The scale and breadth of Amazon's cuts surprised the marketplace. Many sellers saw their storage allowances halved overnight, with some losing up to 70,000 units of capacity. Both high-performing and low-volume stores were affected equally.
"Maybe Amazon thinks we can't sell our inventory, so they're telling us not to send so much," one seller quipped bitterly.
The changes hit hardest for merchants with active replenishment plans. "My capacity was slashed by more than half—my products are already boxed and ready to go. What am I supposed to do now?" asked another frustrated seller.
Strategic Shift Behind the Storage Squeeze?
While Amazon has historically adjusted storage limits, the timing—right before peak season—has raised questions about the company's motivations. Industry observers suggest several possible explanations:
Cost Reduction: After aggressive FBA expansion drove up operational expenses, Amazon may be scaling back warehouse operations amid economic uncertainty and rising interest rates.
FBA Optimization: The move could represent an effort to improve fulfillment center efficiency and inventory turnover, particularly with potential recession concerns.
AWD Promotion: Amazon may be pushing sellers toward its Amazon Warehousing & Distribution (AWD) program, which offers storage solutions outside FBA limits while enabling automatic replenishment.
This follows recent increases to Amazon's peak season storage and fulfillment fees, suggesting a coordinated strategy.
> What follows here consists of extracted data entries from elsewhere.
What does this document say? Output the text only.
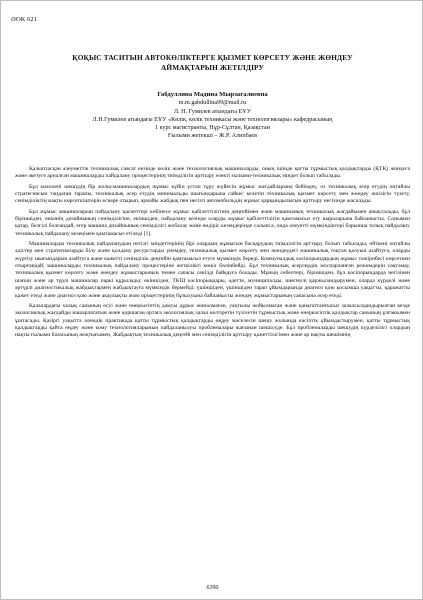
ӘОК 621
ҚОҚЫС ТАСИТЫН АВТОКӨЛІКТЕРГЕ ҚЫЗМЕТ КӨРСЕТУ ЖӘНЕ ЖӨНДЕУ
АЙМАҚТАРЫН ЖЕТІЛДІРУ
Габдуллина Мадина Мырзагалиевна
m.m.gabdullina99@mail.ru
Л. Н. Гумилев атындағы ЕҰУ
Л.Н.Гумилев атындағы ЕҰУ «Көлік, көлік техникасы және технологиялары» кафедрасының
1 курс магистранты, Нұр-Сұлтан, Қазақстан
Ғылыми жетекші – Ж.Р. Алипбаев

Қалыптасқан әлеуметтік техникалық саясат кезінде көлік және технологиялық машиналарды, оның ішінде қатты тұрмыстық қалдықтарды (ҚТҚ) жинауға және әкетуге арналған машиналарды пайдалану процестерінің тиімділігін арттыру өзекті ғылыми-техникалық міндет болып табылады.

Бұл мәселені шешудің бір жолы-машиналардың жұмыс күйін үстап тұру жүйесін жұмыс жағдайларына бейімдеу, оз техникалық әсер етудің оңтайлы стратегиясын таңдаған тарапы, техникалық әсер етудің минимальды шығындарына сәйкес келетін техникалық қызмет көрсету мен жөндеу жиілігін түзету, сенімділіктің нақты көрсеткіштерін ескере отырып, арнайы жабдық пен негізгі автомобильдің жұмыс қарқындылығын арттыру негізінде жасалады.

Бұл жұмыс машиналарын пайдалану қасиеттері көбінесе жұмыс қабілеттілігінің деңгейімен және машинаның техникалық жағдайымен анықталады, бұл біріншіден, өнімнің дизайнының сенімділігіне, екіншіден, пайдалану кезінде оларды жұмыс қабілеттілігін қамтамасыз ету шараларына байланысты. Сонымен қатар, белгілі болғандай, егер машина дизайнының сенімділігі жобалау және өндіріс кезеңдерінде салынса, онда әлеуетті мүмкіндіктері барынша толық пайдалану техникалық пайдалану кезеңімен қамтамасыз етіледі [1].

Машиналарды техникалық пайдаланудың негізгі міндеттерінің бірі олардың жұмысын басқарудың тиімділігін арттыру болып табылады, өйткені оңтайлы әдістер мен стратегияларды білу және қолдану ресурстарды үнемдеу, техникалық қызмет көрсету мен жөндеудегі машиналық тоқтап қалуын азайтуға, оларды жүргізу шығындарын азайтуға және кажетті сенімділік деңгейін қамтамасыз етуге мүмкіндік береді. Коммуналдық кәсіпорындардың жұмыс тәжірибесі көрсеткен отырғандай, машиналарды техникалық пайдалану процестеріне жеткілікті көңіл бөлінбейді. Бұл техникалық әсерлердің жоспарланған режимдерін сақтамау, техникалық қызмет көрсету және жөндеу жұмыстарының төмен сапасы секілді байқауға болады. Мұның себептері, біріншіден, бұл кәсіпорындарда негізінен шағын және әр түрлі машиналар паркі құрылады; екіншіден, ТКШ кәсіпорындары, әдетте, муниципалды, шектеулі қаржыландырумен, оларда күрделі және әртүрлі диагностикалық жабдықтармен жабдықтауға мүмкіндік бермейді; үшіншіден, үшіншіден тарап ұйымдарында диагноз қою қосымша уақытты, қаражатты қажет етеді және диагноз қою және акаулықты жою процестерінің бұзылуына байланысты жөндеу жұмыстарының сапасына әсер етеді.

Қалалардағы халық санының өсуі және өнеркәсіптің дамуы дұрыс жиналмаған, уақтылы жойылмаған және қанағаттанғысыз залалсыздандырылған кезде экологиялық жағдайды нашарлататын және қоршаған ортаға экологиялық залал келтіретін түзілетін тұрмыстық және өнеркәсіптік қалдықтар санының ұлғаюымен ұштасады. Қазіргі уақытта әлемдік практикада қатты тұрмыстық қалдықтарды өңдеу мәселесін шешу жолында кәсіптік ұйымдастырумен, қатты тұрмыстық қалдықтарды қайта өңдеу және кому технологияларының пайдаланылуы проблемалары жағынан шешілуде. Бұл проблемаларды шешудің күрделілігі олардың нақты ғылыми базасының жоқтығымен, Жабдықтың техникалық деңгейі мен сенімділігін арттыру қажеттілігімен және әр нақты шешімнің

6390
Some account managers have cited Black Friday/Cyber Monday preparation periods as contributing to FBA constraints.
Navigating the Capacity Crunch
Some sellers successfully avoided cuts by proactively working with Amazon representatives, particularly those using AWD or Amazon Global Logistics (AGL). For others seeking capacity increases, experts recommend:
- Allowing 7-10 days for application processing
- Carefully calculating reserve fees using Amazon's tools
- Benchmarking against historical approval thresholds
Alternative strategies include optimizing inventory management, diversifying to third-party warehouses, adjusting sales approaches, and maintaining open communication with Amazon.
AWD: The New Frontier?
As FBA constraints tighten, AWD is gaining attention as a potential solution. The program offers several advantages:
- Bypasses FBA storage limits
- Enables automatic replenishment
- Provides cost-efficient warehousing
- Streamlines supply chain operations
However, sellers should carefully evaluate AWD's fee structure, operational complexity, and potential risks before committing.
Amazon's storage policy changes present significant challenges during the critical holiday season. While frustrating for sellers, they also create opportunities for merchants to refine their operations and explore alternative solutions in an evolving marketplace.